Ample space was dedicated to the latest research in psoriatic disease. The sessions, chaired and led by experts in the field, covered advances in basic research, upcoming treatments, promising clinical trials, state-of-the-art management routines for people living with psoriatic disease that are difficult to treat, and new discoveries on comorbidities.
Speakers at the AAD meeting were excited to illustrate the results of the clinical trials for new medications for psoriatic disease, which are targeting different pathways causing the disease and will be available in a variety of formulations. Clinical trials are ongoing for new injectable antibodies, oral medications, and topical treatments. New molecules are now tested for the treatment of generalized pustular psoriasis: experts at the AAD meeting illustrated the mechanism of action of the drugs and the results of the first studies in this underserved patient population.
Surveys have shown that psoriatic disease affects women’s quality of life to a greater extent than men, but little is known about the impact of women’s physiology on the disease course during different phases of life. Although the mechanism is still largely unknown, psoriatic disease is affected by hormones: in many women, the disease worsens during the menstrual period and during menopause, it improves during pregnancy but worsens again in the post-partum phase.
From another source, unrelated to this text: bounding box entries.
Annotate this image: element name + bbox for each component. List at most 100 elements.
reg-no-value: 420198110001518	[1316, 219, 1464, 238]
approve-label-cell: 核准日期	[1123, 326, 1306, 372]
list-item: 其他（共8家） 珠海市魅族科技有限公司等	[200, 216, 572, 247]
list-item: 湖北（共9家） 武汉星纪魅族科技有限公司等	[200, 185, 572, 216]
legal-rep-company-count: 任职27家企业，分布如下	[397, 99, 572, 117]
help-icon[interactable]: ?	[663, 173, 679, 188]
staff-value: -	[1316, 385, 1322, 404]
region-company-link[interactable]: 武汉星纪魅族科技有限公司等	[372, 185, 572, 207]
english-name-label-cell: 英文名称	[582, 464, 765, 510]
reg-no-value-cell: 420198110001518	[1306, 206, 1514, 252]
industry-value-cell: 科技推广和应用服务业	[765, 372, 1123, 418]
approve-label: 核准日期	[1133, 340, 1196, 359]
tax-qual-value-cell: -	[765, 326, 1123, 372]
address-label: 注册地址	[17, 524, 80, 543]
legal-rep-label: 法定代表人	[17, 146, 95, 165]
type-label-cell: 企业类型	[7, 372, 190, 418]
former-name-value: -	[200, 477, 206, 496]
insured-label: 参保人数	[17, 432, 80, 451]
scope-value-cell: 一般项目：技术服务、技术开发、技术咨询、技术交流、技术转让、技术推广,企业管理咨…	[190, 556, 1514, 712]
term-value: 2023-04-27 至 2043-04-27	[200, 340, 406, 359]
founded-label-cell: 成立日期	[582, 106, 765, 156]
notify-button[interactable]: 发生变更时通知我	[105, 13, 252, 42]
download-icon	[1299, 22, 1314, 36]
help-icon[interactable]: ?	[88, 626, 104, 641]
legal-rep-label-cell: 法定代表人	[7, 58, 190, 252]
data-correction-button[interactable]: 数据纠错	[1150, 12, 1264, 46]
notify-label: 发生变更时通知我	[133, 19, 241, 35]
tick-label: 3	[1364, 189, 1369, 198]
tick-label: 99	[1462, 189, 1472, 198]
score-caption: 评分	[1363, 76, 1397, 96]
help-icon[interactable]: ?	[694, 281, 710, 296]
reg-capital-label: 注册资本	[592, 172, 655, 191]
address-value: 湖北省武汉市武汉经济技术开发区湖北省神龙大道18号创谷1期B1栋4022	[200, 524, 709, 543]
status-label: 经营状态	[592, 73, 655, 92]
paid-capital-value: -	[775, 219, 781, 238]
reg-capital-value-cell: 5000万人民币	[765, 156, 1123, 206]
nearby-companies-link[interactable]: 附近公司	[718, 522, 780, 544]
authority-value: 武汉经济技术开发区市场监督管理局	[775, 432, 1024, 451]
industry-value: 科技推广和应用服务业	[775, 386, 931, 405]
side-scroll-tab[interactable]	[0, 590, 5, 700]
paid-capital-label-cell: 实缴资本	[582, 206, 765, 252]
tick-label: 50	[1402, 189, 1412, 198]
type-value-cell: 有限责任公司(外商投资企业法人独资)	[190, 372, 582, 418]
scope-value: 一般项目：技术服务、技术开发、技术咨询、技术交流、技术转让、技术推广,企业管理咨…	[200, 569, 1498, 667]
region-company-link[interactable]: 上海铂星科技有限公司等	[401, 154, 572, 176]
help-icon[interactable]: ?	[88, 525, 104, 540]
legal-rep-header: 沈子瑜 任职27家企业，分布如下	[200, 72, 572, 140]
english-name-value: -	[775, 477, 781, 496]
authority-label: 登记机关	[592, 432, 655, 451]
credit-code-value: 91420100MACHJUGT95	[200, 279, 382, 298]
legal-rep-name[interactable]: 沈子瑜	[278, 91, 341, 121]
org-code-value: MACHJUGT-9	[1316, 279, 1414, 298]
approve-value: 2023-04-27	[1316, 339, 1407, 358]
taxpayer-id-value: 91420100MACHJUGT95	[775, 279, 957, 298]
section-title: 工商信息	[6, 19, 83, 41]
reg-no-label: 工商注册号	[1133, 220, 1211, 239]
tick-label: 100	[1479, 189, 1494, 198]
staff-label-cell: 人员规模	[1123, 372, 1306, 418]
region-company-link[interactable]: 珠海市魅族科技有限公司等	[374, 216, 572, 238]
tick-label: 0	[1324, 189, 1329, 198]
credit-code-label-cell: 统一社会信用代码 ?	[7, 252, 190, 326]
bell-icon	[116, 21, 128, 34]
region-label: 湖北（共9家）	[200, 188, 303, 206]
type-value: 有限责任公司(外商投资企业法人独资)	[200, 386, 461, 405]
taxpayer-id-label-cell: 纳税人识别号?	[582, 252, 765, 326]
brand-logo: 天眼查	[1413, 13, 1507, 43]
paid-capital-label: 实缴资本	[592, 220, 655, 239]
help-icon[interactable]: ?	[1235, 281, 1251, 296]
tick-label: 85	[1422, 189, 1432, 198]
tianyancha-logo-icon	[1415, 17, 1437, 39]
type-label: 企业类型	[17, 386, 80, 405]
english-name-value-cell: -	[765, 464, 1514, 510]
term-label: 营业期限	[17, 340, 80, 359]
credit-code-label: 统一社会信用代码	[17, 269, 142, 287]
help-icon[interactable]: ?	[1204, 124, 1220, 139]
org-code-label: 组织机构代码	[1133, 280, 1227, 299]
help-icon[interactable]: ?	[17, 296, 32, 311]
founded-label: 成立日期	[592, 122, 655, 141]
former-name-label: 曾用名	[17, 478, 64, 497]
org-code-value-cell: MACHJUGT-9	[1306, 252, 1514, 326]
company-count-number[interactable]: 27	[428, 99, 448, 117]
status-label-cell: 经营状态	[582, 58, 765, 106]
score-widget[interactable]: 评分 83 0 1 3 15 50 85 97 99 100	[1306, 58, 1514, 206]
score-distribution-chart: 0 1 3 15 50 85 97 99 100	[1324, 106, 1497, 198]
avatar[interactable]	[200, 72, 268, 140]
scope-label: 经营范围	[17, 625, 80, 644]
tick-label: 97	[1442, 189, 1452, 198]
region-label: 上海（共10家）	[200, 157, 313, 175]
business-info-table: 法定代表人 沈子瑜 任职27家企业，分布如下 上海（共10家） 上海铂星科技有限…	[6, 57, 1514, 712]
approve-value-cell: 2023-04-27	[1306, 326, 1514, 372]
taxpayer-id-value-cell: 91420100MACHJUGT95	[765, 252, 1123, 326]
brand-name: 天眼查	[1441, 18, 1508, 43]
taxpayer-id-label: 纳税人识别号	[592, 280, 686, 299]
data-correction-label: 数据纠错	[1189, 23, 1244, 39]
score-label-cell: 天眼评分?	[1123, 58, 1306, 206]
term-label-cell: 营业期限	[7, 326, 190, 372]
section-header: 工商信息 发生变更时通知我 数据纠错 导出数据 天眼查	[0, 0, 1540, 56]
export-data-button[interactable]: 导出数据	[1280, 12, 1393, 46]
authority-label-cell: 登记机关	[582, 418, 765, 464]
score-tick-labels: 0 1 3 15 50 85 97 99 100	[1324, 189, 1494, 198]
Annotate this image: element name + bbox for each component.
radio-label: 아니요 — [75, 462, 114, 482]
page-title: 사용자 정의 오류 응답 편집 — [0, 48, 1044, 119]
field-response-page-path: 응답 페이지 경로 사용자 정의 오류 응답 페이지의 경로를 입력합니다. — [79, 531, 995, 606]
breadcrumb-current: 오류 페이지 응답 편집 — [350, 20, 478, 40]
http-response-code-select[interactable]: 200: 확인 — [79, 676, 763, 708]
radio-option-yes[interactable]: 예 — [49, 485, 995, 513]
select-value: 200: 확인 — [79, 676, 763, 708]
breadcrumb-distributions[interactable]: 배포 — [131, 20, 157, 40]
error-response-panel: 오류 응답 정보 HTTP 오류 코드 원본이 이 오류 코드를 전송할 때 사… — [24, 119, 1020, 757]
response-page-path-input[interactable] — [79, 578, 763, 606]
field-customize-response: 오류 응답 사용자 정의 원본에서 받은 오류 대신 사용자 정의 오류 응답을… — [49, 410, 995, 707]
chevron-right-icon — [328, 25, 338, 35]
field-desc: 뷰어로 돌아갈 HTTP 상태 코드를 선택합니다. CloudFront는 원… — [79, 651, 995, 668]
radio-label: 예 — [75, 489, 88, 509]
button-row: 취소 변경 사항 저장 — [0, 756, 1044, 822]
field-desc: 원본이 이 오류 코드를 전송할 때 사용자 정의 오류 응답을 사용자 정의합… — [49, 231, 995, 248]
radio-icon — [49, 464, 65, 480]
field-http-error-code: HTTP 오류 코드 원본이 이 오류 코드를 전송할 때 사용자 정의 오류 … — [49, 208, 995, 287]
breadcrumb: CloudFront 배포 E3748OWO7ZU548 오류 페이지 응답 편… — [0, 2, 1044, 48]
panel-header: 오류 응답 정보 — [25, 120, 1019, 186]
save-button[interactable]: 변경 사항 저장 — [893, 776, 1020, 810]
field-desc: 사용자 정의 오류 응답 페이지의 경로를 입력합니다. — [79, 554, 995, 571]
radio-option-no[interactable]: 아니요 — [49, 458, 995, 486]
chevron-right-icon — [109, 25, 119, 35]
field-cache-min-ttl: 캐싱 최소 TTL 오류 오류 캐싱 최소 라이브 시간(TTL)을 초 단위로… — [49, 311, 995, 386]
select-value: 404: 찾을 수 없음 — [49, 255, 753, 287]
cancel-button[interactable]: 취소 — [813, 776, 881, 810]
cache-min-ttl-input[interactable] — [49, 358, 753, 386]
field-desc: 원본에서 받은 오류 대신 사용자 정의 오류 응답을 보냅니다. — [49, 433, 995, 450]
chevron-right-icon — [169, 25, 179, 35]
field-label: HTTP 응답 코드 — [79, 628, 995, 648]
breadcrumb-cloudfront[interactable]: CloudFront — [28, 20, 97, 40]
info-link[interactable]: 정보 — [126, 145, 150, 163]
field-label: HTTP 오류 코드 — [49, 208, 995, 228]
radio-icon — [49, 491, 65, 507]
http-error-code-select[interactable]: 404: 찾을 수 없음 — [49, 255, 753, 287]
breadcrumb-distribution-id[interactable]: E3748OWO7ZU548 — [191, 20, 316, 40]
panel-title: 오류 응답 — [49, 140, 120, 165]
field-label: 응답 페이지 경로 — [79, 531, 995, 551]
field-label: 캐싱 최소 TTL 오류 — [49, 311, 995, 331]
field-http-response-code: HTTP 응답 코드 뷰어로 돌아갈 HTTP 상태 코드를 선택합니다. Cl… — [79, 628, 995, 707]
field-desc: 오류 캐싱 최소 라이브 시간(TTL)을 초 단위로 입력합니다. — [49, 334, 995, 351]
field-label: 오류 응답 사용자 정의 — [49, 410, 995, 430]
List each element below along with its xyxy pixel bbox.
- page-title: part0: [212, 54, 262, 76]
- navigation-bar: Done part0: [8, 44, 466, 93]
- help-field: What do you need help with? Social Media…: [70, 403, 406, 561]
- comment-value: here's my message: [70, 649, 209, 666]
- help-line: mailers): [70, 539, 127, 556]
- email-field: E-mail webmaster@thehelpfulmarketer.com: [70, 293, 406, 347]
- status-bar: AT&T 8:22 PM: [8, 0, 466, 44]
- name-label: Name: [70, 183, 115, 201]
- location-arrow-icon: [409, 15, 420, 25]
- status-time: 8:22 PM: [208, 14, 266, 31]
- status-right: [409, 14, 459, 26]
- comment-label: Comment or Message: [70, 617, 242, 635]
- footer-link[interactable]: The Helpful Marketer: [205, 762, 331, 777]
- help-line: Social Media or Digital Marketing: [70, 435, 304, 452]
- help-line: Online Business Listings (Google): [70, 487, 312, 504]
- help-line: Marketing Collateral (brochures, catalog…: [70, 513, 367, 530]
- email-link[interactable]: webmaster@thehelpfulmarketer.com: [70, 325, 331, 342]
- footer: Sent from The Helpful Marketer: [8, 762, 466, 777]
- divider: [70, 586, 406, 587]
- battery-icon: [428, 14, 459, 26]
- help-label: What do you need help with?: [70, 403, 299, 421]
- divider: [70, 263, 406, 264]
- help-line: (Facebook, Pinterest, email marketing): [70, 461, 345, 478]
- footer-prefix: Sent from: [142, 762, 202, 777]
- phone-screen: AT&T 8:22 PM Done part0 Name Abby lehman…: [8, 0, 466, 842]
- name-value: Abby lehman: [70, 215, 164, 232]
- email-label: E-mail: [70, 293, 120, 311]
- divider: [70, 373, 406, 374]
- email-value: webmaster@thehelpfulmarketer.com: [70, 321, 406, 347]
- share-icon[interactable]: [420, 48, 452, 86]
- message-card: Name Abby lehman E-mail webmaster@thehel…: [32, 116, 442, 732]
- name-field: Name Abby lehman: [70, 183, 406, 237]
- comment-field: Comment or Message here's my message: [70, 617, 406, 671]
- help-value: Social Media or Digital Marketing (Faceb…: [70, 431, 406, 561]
In women of childbearing age, experts advised physicians and patients to start a conversation on pregnancy planning early on, as it is important to be aware of the effects of pregnancy on psoriatic disease, the effects of psoriatic disease on pregnancy outcomes, and the effects of treatments on the fetus.
Researchers are uncovering new associations between psoriatic disease and other conditions, and better understanding the reason why common comorbidities are associated with psoriatic disease. Recent data shows that obesity causes psoriatic disease, that inflammatory bowel disease (such as Chron’s disease and ulcerative colitis) share genes and cytokines with psoriatic disease, and that new conditions are now recognized as comorbidities (liver and kidney disease, obstructive sleep apnea, alopecia, and vitiligo). The link between psoriatic disease and cardiovascular disease has been known for years, but observational studies are coming up noting a reduction of biomarkers for cardiovascular disease in people with psoriatic disease treated with biologic drugs. Long-term studies in the field are still missing, but these observational studies are important for our community to emphasize the need of treating psoriatic disease well to reduce the risk of developing life-threatening conditions such as cardiovascular disease.
As the biological mechanisms behind psoriatic disease unfold, scientists start thinking about ways to treat the disease once and for all. The first attempts to wipe out those cells responsible for disease recurrence have not been successful so far, but the path towards new discoveries is sprinkled with many failures. Nevertheless, it is a path worth taking, and it is exciting to see scientists daring to start the long journey towards a cure for psoriatic disease.